Ibu saya ulang tahun, karena jarang sekali nraktir anak anaknya (karena yang biasa nraktir si bos besar, alias babeh) ditambah sebagai orang berkasta tertinggi di dalam hirearki rumah kami, ibu berinisiatif mentraktir makan, pilihannya dua, Ayam goreng Tojoyo 3 yang terkenal selalu ramai, atau Bumbu Desa. Berhubung Jalan Solo macet ga karuan dan parkiran di dekat Tojoyo 3 penuh, akhirnya kami banting stir ke Bumbu Desa.

Malam itu bumbu desa penuh, ntah memang selalu ramai atau cuma malam itu saja. Kami tidak disambut, menyebalkan, tapi mungkin mereka pada sibuk. Karena bingung mau duduk di mana dan menuhin jalan, seorang staff mendekati kami dan bertanya apa kami sudah memesan tempat? Harusnya sih mereka cukup sadar bahwa orang yang bingung di tengah restoran ya pasti belum memesan tempat.

Dia memberi tahukan bahwa kami duduk di meja 20, dan kami dipersilahkan memesan makanan. Saya dan si adek si belum pernah ke Bumbu Desa, jadi kurang tahu sistem nya gimana. Ternyata ada satu meja display makanan yang siap goreng, kita tinggal tunjuk mau ambil apa yang mana. Nanti akan di bantu oleh 2orang, yang satu mencatat pesanan kita, yang satu mengambil pesanan kita untuk di goreng.

Tapi ada juga beberapa menu yang ga butuh di hangatkan, misalnya sambel terong, ayam kremes, sayur asem, karedok, etc. Saya memesan ayam kremes dan sayur asem, adek memesan ayam goreng bumbu desa, dan ibu ikan patin goreng ples karedok ples terong sambal ples tahu tempe goreng. Tidak apa apa, yang ulang tahun berhak makan banyak.
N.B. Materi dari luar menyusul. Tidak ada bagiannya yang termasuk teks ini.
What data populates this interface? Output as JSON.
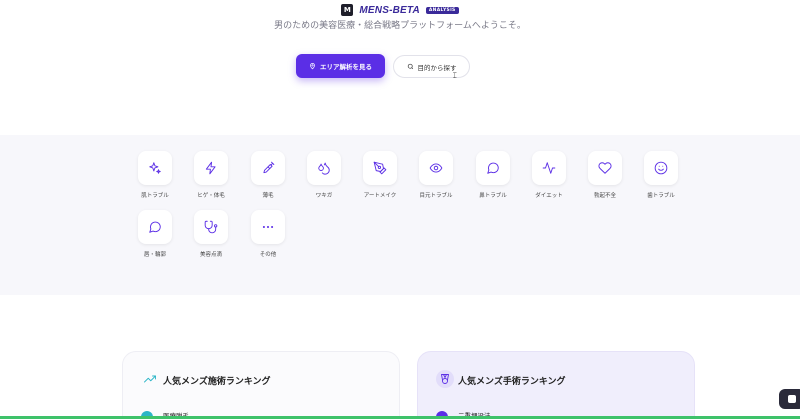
{
  "header": {
    "logo_mark": "M",
    "brand": "MENS-BETA",
    "badge": "ANALYSIS"
  },
  "hero": {
    "subtitle": "男のための美容医療・総合戦略プラットフォームへようこそ。",
    "primary_cta": "エリア解析を見る",
    "secondary_cta": "目的から探す",
    "accent_color": "#5b2ee6"
  },
  "categories": [
    {
      "label": "肌トラブル",
      "icon": "sparkles-icon"
    },
    {
      "label": "ヒゲ・体毛",
      "icon": "lightning-icon"
    },
    {
      "label": "薄毛",
      "icon": "syringe-icon"
    },
    {
      "label": "ワキガ",
      "icon": "droplets-icon"
    },
    {
      "label": "アートメイク",
      "icon": "pen-nib-icon"
    },
    {
      "label": "目元トラブル",
      "icon": "eye-icon"
    },
    {
      "label": "鼻トラブル",
      "icon": "speech-bubble-icon"
    },
    {
      "label": "ダイエット",
      "icon": "pulse-icon"
    },
    {
      "label": "勃起不全",
      "icon": "heart-icon"
    },
    {
      "label": "歯トラブル",
      "icon": "smile-icon"
    },
    {
      "label": "唇・輪郭",
      "icon": "chat-bubble-icon"
    },
    {
      "label": "美容点滴",
      "icon": "stethoscope-icon"
    },
    {
      "label": "その他",
      "icon": "more-dots-icon"
    }
  ],
  "rankings": {
    "treatment": {
      "title": "人気メンズ施術ランキング",
      "icon": "trending-up-icon",
      "first_item": "医療脱毛",
      "color": "#2bb5c7"
    },
    "surgery": {
      "title": "人気メンズ手術ランキング",
      "icon": "medal-icon",
      "first_item": "二重埋没法",
      "color": "#5b2ee6"
    }
  }
}
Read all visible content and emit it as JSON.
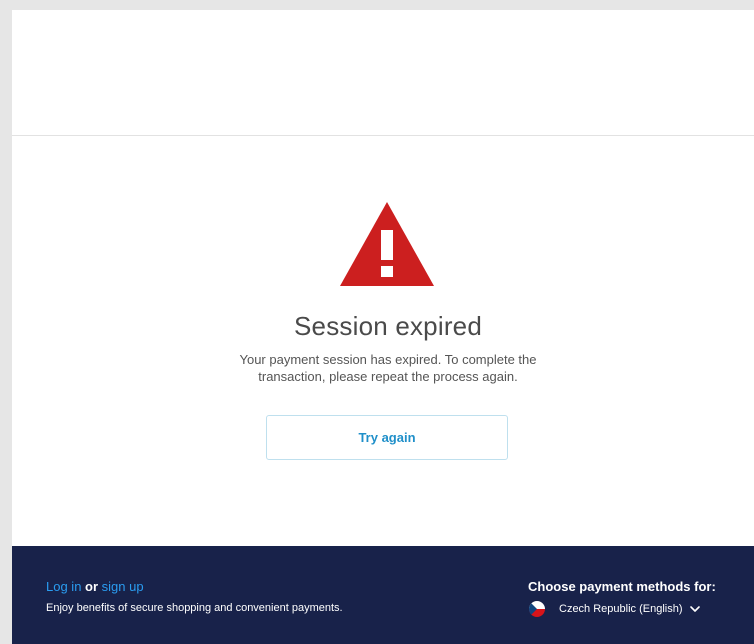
{
  "colors": {
    "warning_red": "#cc1f1f",
    "link_blue": "#2a9cf0",
    "button_text_blue": "#1f8fc9",
    "footer_bg": "#18224a"
  },
  "icons": {
    "warning": "warning-triangle-icon",
    "flag": "czech-flag-icon",
    "chevron": "chevron-down-icon"
  },
  "main": {
    "title": "Session expired",
    "message": "Your payment session has expired. To complete the transaction, please repeat the process again.",
    "try_again_label": "Try again"
  },
  "footer": {
    "login_label": "Log in",
    "or_label": "or",
    "signup_label": "sign up",
    "benefits_text": "Enjoy benefits of secure shopping and convenient payments.",
    "choose_label": "Choose payment methods for:",
    "country_label": "Czech Republic (English)"
  }
}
Kata ibu saya ikan patinnya enak, saya ndak mencoba, jadi kurang tahu. Ini yang di sayangkan dari menu yang tidak di panaskan, ayam goreng kremesnya ngga enak, padahal kremesannya cukup lezat. Ga enak karena ayamnya jadi alot, berminyak dan dingin. Sayur asemnya pun lebih pantas di bilang sayur manis, dan isinya terlalu lembek (kacang, weluh, jagung dan lainnya). Dan kata ibu saya, terong sambalnya basi.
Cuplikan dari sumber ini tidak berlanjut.